Maybe you were thinking if it had frost on it still like sometimes this time of year here there will be mornings with frost on the greenery growing around. My goats won't eat it if it has frost on it so maybe they know something we don't. 
If's rained too much mine don't like that either. They don't want to walk through anything puddled up or mud. I think they are spoiled.


----------



## Mummyhen (Nov 11, 2020)

Hi, Iam a new goat Mummy, nearly one month now, got two pgymy kids (one wether one doe) 6 months old, yes I fret like having new born babies, they are not as easy to care for as I thought, although I just worry of all the things that can make them sick☹
Iam learning fast, but paranoid too on collecting berries, checking their hooves and bum daily....how sad is that 😂 anyway perhaps too much reading is not always good, take care.
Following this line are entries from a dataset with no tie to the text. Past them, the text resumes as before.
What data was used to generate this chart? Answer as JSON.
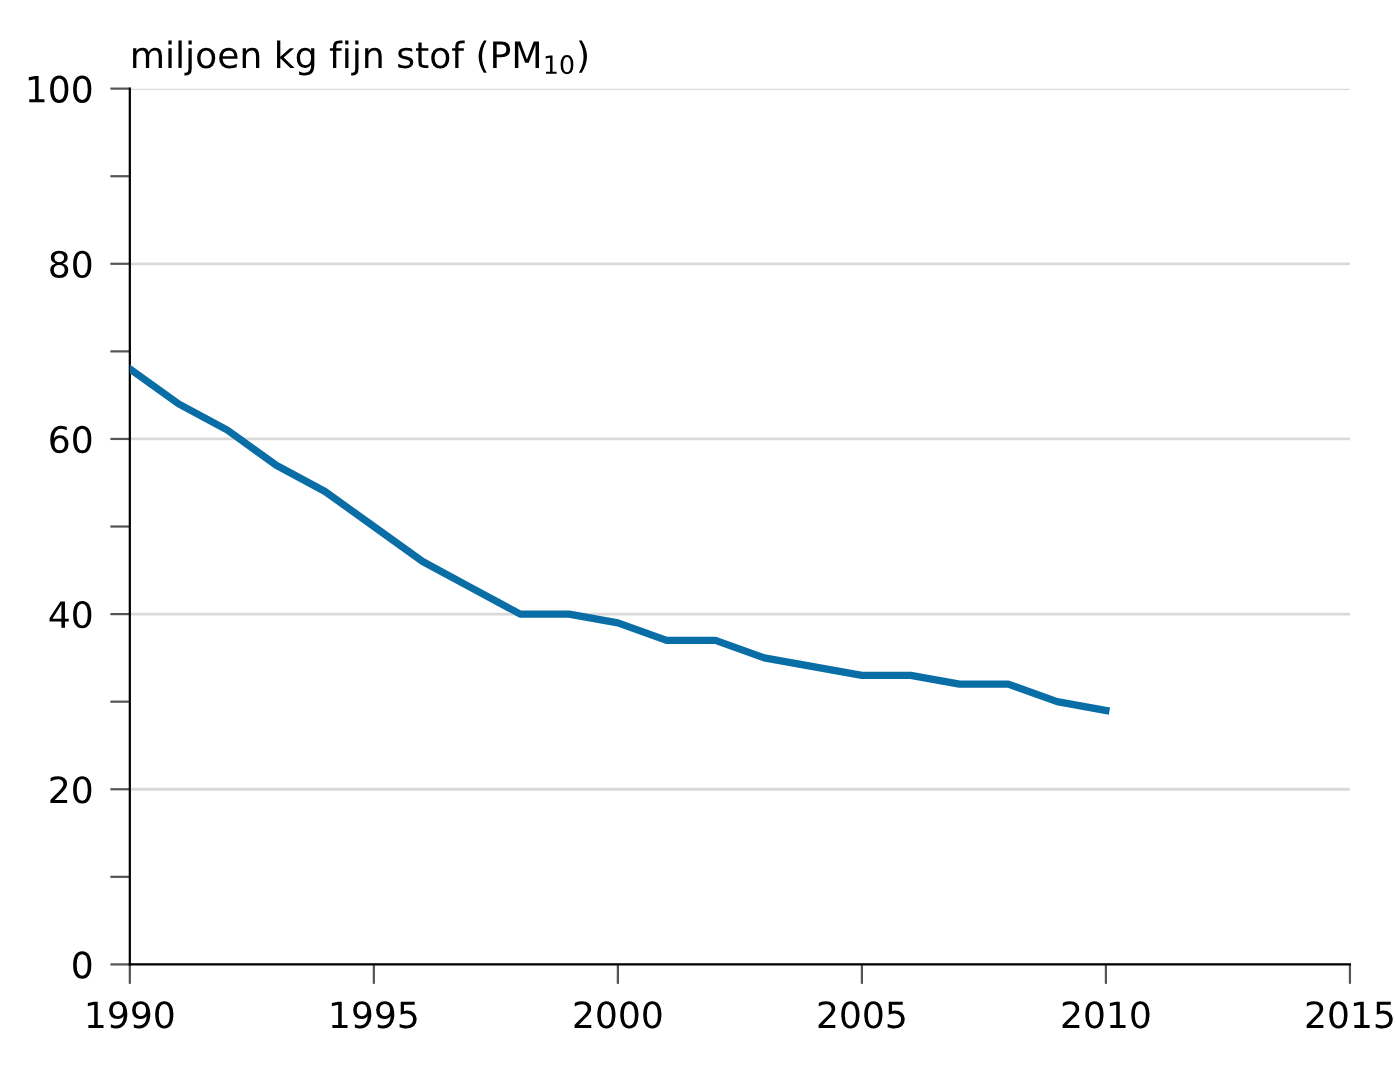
{
  "chart_data": {
    "type": "line",
    "ylabel": "miljoen kg fijn stof (PM$_{10}$)",
    "x": [
      1990,
      1991,
      1992,
      1993,
      1994,
      1995,
      1996,
      1997,
      1998,
      1999,
      2000,
      2001,
      2002,
      2003,
      2004,
      2005,
      2006,
      2007,
      2008,
      2009,
      2010
    ],
    "series": [
      {
        "color": "#0a6ea6",
        "values": [
          68,
          64,
          61,
          57,
          54,
          50,
          46,
          43,
          40,
          40,
          39,
          37,
          37,
          35,
          34,
          33,
          33,
          32,
          32,
          30,
          29
        ]
      }
    ],
    "xlim": [
      1990,
      2015
    ],
    "xticks": [
      1990,
      1995,
      2000,
      2005,
      2010,
      2015
    ],
    "ylim": [
      0,
      100
    ],
    "yticks": [
      0,
      {
        "value": 10,
        "label": null
      },
      20,
      {
        "value": 30,
        "label": null
      },
      40,
      {
        "value": 50,
        "label": null
      },
      60,
      {
        "value": 70,
        "label": null
      },
      80,
      {
        "value": 90,
        "label": null
      },
      100
    ],
    "grid": "y",
    "line_style": "solid"
  }
}
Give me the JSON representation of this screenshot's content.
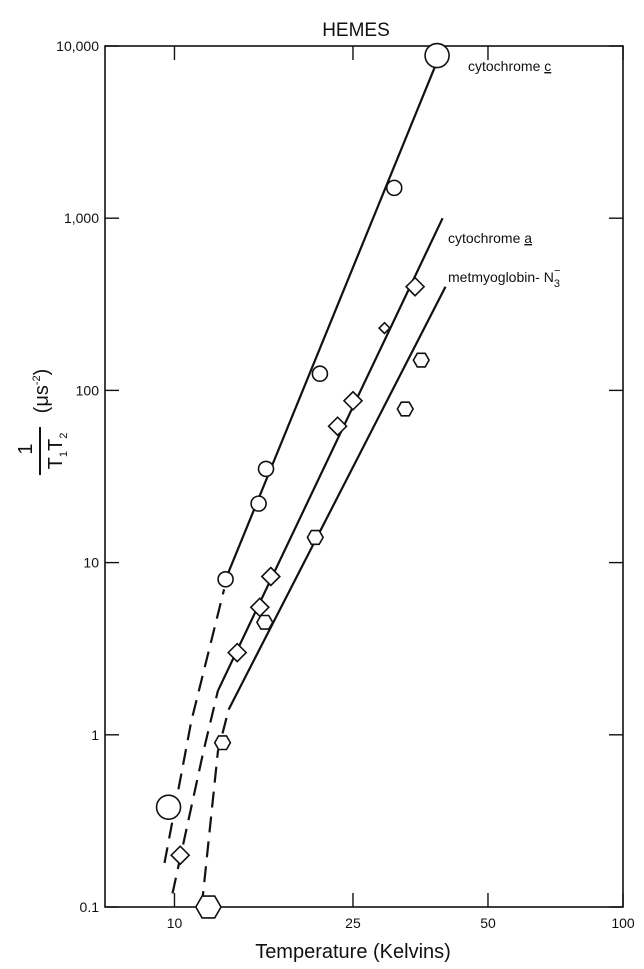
{
  "chart_data": {
    "type": "scatter",
    "title": "HEMES",
    "xlabel": "Temperature (Kelvins)",
    "ylabel": "1/(T1T2) (μs⁻²)",
    "ylabel_parts": {
      "numerator": "1",
      "denominator_base_1": "T",
      "denominator_sub_1": "1",
      "denominator_base_2": "T",
      "denominator_sub_2": "2",
      "unit_open": "(",
      "unit_mu": "μ",
      "unit_s": "s",
      "unit_exp": "-2",
      "unit_close": ")"
    },
    "x_scale": "log",
    "y_scale": "log",
    "xlim": [
      7,
      100
    ],
    "ylim": [
      0.1,
      10000
    ],
    "x_ticks": [
      {
        "value": 10,
        "label": "10"
      },
      {
        "value": 25,
        "label": "25"
      },
      {
        "value": 50,
        "label": "50"
      },
      {
        "value": 100,
        "label": "100"
      }
    ],
    "y_ticks": [
      {
        "value": 0.1,
        "label": "0.1"
      },
      {
        "value": 1,
        "label": "1"
      },
      {
        "value": 10,
        "label": "10"
      },
      {
        "value": 100,
        "label": "100"
      },
      {
        "value": 1000,
        "label": "1,000"
      },
      {
        "value": 10000,
        "label": "10,000"
      }
    ],
    "grid": false,
    "series": [
      {
        "name": "cytochrome c",
        "label_base": "cytochrome ",
        "label_letter": "c",
        "marker": "circle",
        "points": [
          {
            "x": 9.7,
            "y": 0.38,
            "size": "large"
          },
          {
            "x": 13.0,
            "y": 8.0,
            "size": "normal"
          },
          {
            "x": 15.4,
            "y": 22,
            "size": "normal"
          },
          {
            "x": 16.0,
            "y": 35,
            "size": "normal"
          },
          {
            "x": 21.1,
            "y": 125,
            "size": "normal"
          },
          {
            "x": 30.9,
            "y": 1500,
            "size": "normal"
          },
          {
            "x": 38.5,
            "y": 8800,
            "size": "large"
          }
        ],
        "fit_solid": [
          [
            13.0,
            8.0
          ],
          [
            38.4,
            8000
          ]
        ],
        "fit_dashed": [
          [
            9.5,
            0.18
          ],
          [
            10.9,
            1.2
          ],
          [
            12.9,
            7.0
          ]
        ]
      },
      {
        "name": "cytochrome a",
        "label_base": "cytochrome ",
        "label_letter": "a",
        "marker": "diamond",
        "points": [
          {
            "x": 10.3,
            "y": 0.2,
            "size": "normal"
          },
          {
            "x": 13.8,
            "y": 3.0,
            "size": "normal"
          },
          {
            "x": 15.5,
            "y": 5.5,
            "size": "normal"
          },
          {
            "x": 16.4,
            "y": 8.3,
            "size": "normal"
          },
          {
            "x": 23.1,
            "y": 62,
            "size": "normal"
          },
          {
            "x": 25.0,
            "y": 87,
            "size": "normal"
          },
          {
            "x": 29.4,
            "y": 230,
            "size": "small"
          },
          {
            "x": 34.4,
            "y": 400,
            "size": "normal"
          }
        ],
        "fit_solid": [
          [
            12.5,
            1.8
          ],
          [
            39.6,
            1000
          ]
        ],
        "fit_dashed": [
          [
            9.9,
            0.12
          ],
          [
            11.6,
            0.8
          ],
          [
            12.5,
            1.8
          ]
        ]
      },
      {
        "name": "metmyoglobin-N3-",
        "label_base": "metmyoglobin- N",
        "label_sub": "3",
        "label_sup": "−",
        "marker": "hexagon",
        "points": [
          {
            "x": 11.9,
            "y": 0.1,
            "size": "large"
          },
          {
            "x": 12.8,
            "y": 0.9,
            "size": "normal"
          },
          {
            "x": 15.9,
            "y": 4.5,
            "size": "normal"
          },
          {
            "x": 20.6,
            "y": 14,
            "size": "normal"
          },
          {
            "x": 32.7,
            "y": 78,
            "size": "normal"
          },
          {
            "x": 35.5,
            "y": 150,
            "size": "normal"
          }
        ],
        "fit_solid": [
          [
            13.2,
            1.4
          ],
          [
            40.2,
            400
          ]
        ],
        "fit_dashed": [
          [
            11.5,
            0.1
          ],
          [
            12.5,
            0.8
          ],
          [
            13.2,
            1.4
          ]
        ]
      }
    ]
  }
}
I have lots of unanswered questions


----------



## Alice In TX/MO (May 10, 2002)

Yes. You are reading too much. There is NO REASON to check hooves daily. Unless you have them in a TINY goat pen, there is no reason to pick up goat poo daily.

Give yourself a break. Imagine how pioneers managed their livestock. Work smart, not hard.


----------



## wil14 (Sep 13, 2020)

Mummyhen said:


> Hi, Iam a new goat Mummy, nearly one month now, got two pgymy kids (one wether one doe) 6 months old, yes I fret like having new born babies, they are not as easy to care for as I thought, although I just worry of all the things that can make them sick☹
> Iam learning fast, but paranoid too on collecting berries, checking their hooves and bum daily....how sad is that 😂 anyway perhaps too much reading is not always good, take care. I have lots of unanswered questions


They're still rather sweet at 6 months aren't they? Goats for the most part sniff things to tell if they seem good to eat. I let them browse whatever they want and wonder around the farm during the day. It's unlikely you'll have any problems or need to worry about poisonous this or that.


----------



## Mummyhen (Nov 11, 2020)

wil14 said:


> They're still rather sweet at 6 months aren't they? Goats for the most part sniff things to tell if they seem good to eat. I let them browse whatever they want and wonder around the farm during the day. It's unlikely you'll have any problems or need to worry about poisonous this or that.


Hi,
Just an update, yes I've stopped reading up bit more, and gone by my instinct, all going well so far, kids still cute and adorable, feel lot more confident now, especially reading on this forum, you all are brilliant, thank you and take care


----------



## Lidy (Feb 12, 2021)

jil101ca said:


> I don't know about rain but I did read that you should feed hay and let the morning dew dry when the grass first starts to grow and is very lush to prevent bloat. Could this be what your are thinking of? Does anybody follow that advice?


That exactly what I heard a farmer say, and I led me to ask since is bad is wet grass from rain bad


----------